A lot of code encapsulates SQL,force index () in a framework that is not easy to add.

"Let's take a different approach. We'll guide the optimizer to choose the federated index. "

Interference optimizer selection: increase limit

By increasing the limit, we can quickly increase the estimated number of scan rows, such as the following limit 0, 1000

SELECT * FROM sample_table where city_id = 565 and type = 13 order by id desc LIMIT 0Jol 1000

This will lead to the federated index, and then sort, but this forced growth of limit, in fact, there is always a sense of black box-oriented parameter adjustment. Do we have a more beautiful solution?

Interfere with optimizer selection: add a federated index containing order by id fields

We use order by id in this slow query, but we don't add the id field to the federated index, which leads the optimizer to think that we have to sort after the federated index, so we don't want to take the federated index at all.

We can solve this problem by creating a new joint index of city_id,type and id.

This also has some disadvantages, such as my table to 8000W data, the establishment of the index is very time-consuming, and usually the index has 3.4 g, if the unlimited use of the index to solve the problem, it may bring new problems. There should not be too many indexes in the table.

Interfere with optimizer selection: write as a subquery

Is there anything else I can do? We can use a subquery to first go to the joint index of city_id and type in the subquery, get the result set and select the first item in limit1.
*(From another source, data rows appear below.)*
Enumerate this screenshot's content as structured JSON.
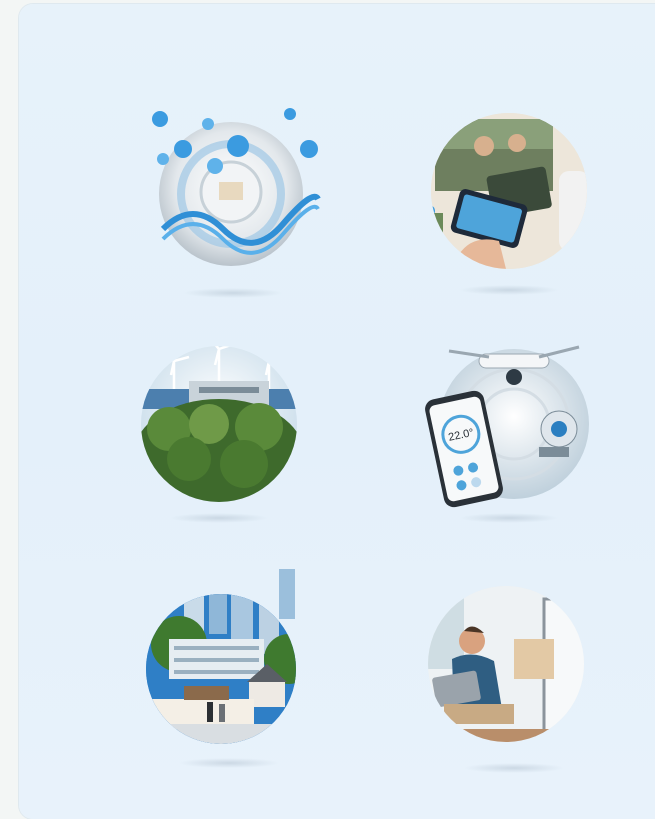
{
  "gallery": {
    "tiles": [
      {
        "icon": "dna-molecule-sphere-illustration"
      },
      {
        "icon": "home-entertainment-sphere-illustration"
      },
      {
        "icon": "renewable-energy-sphere-illustration"
      },
      {
        "icon": "smart-devices-drone-robot-sphere-illustration"
      },
      {
        "icon": "city-buildings-sphere-illustration"
      },
      {
        "icon": "remote-work-laptop-sphere-illustration"
      }
    ],
    "phone_readout": "22.0°"
  }
}
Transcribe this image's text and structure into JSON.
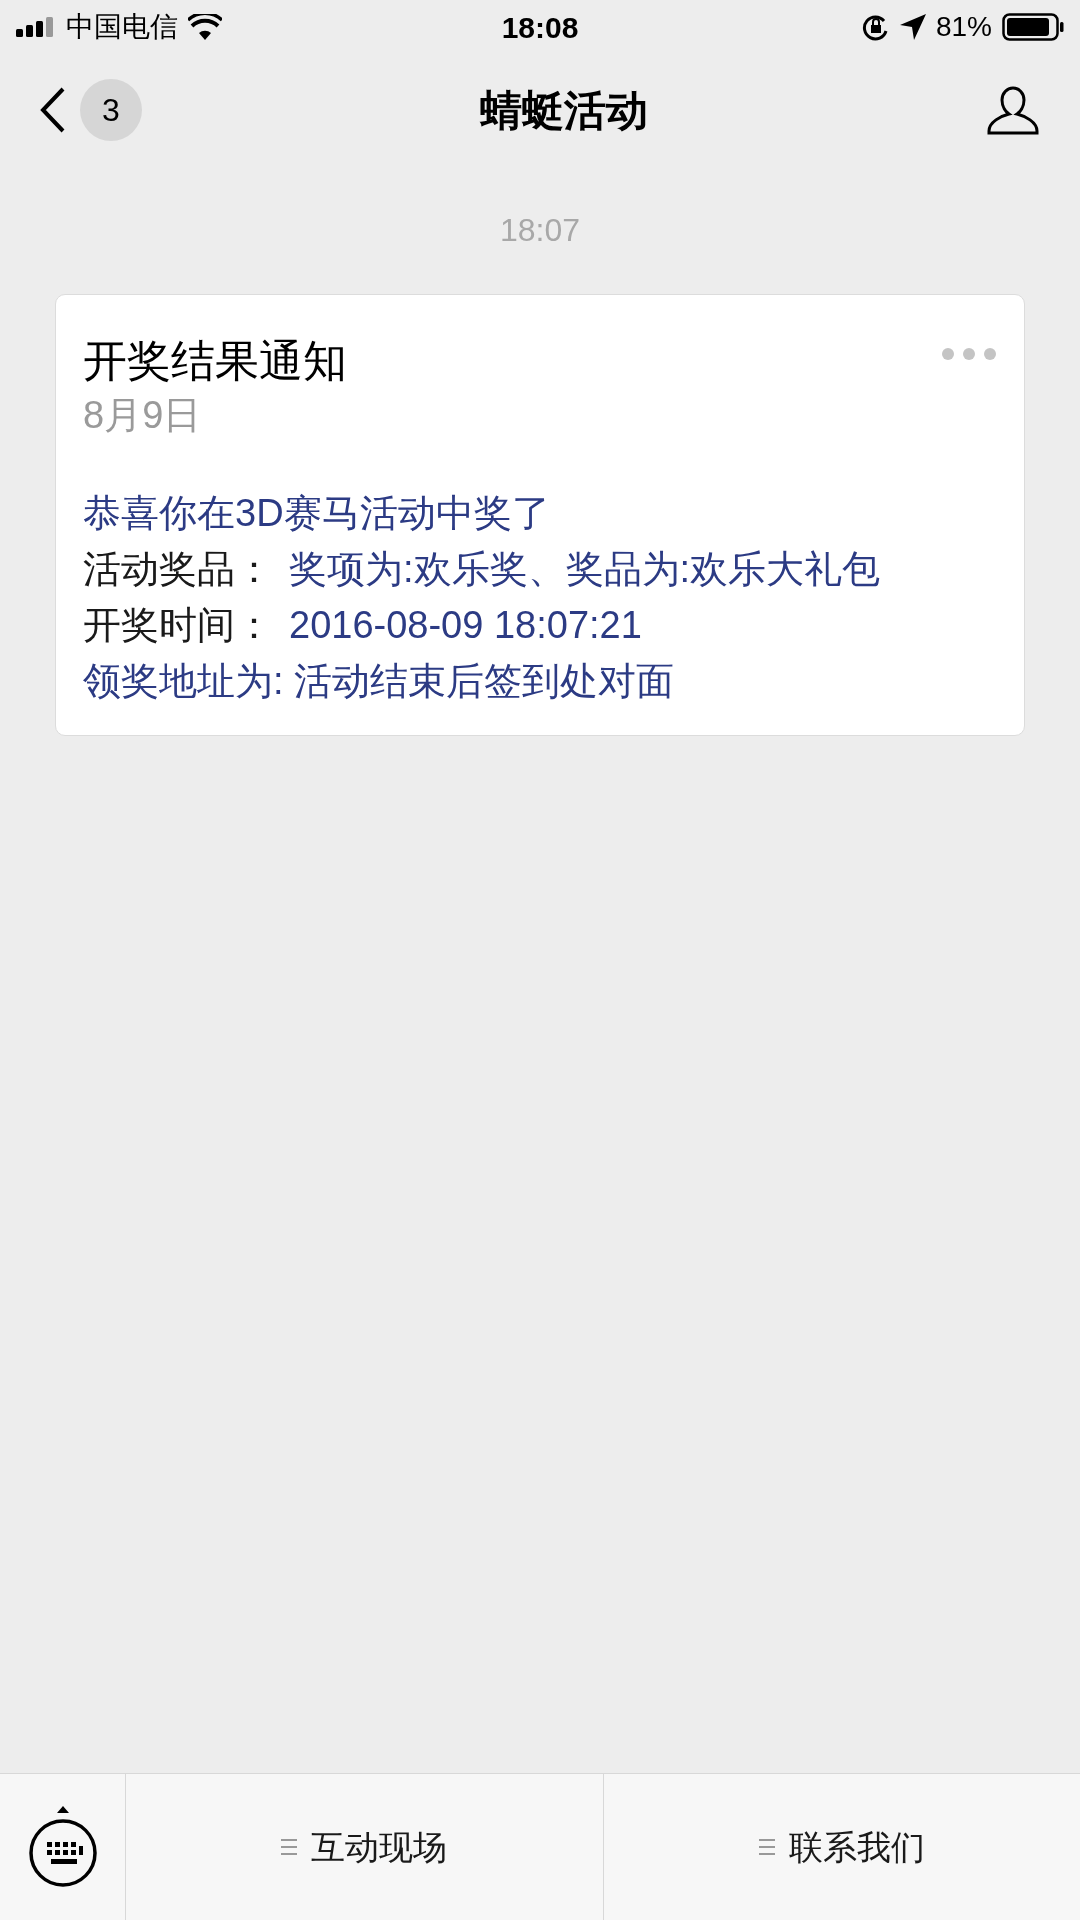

However, the use of subqueries is risky, and the use of subqueries is not recommended in a version of DBA. It is recommended that you complete complex queries in the logic of the code. Of course, our sentence is not complicated.

Select * From sample_table Where id in (Select id From `newhome_ db`.`af _ hot_price_ region` where (city_id = 565 and type = 13)) limit 0,1

There are many solutions.

SQL optimization is a big project, we still have a lot of ways to solve this slow query problem, so we won't start one by one here. I leave it for everyone to think about.

Thank you for your reading. The above is the content of "how to solve the online slow query accident caused by the wrong index of 10 million-level data table". After the study of this article, I believe you have a deeper understanding of how to solve the problem of online slow query accident caused by the wrong index of 10 million-level data table, and the specific use still needs to be verified in practice. Here is, the editor will push for you more related knowledge points of the article, welcome to follow!

Welcome to subscribe "Shulou Technology Information " to get latest news, interesting things and hot topics in the IT industry, and controls the hottest and latest Internet news, technology news and IT industry trends.

*The comments in the above article only represent the author's personal views and do not represent the views and positions of this website. If you have more insights, please feel free to contribute and share.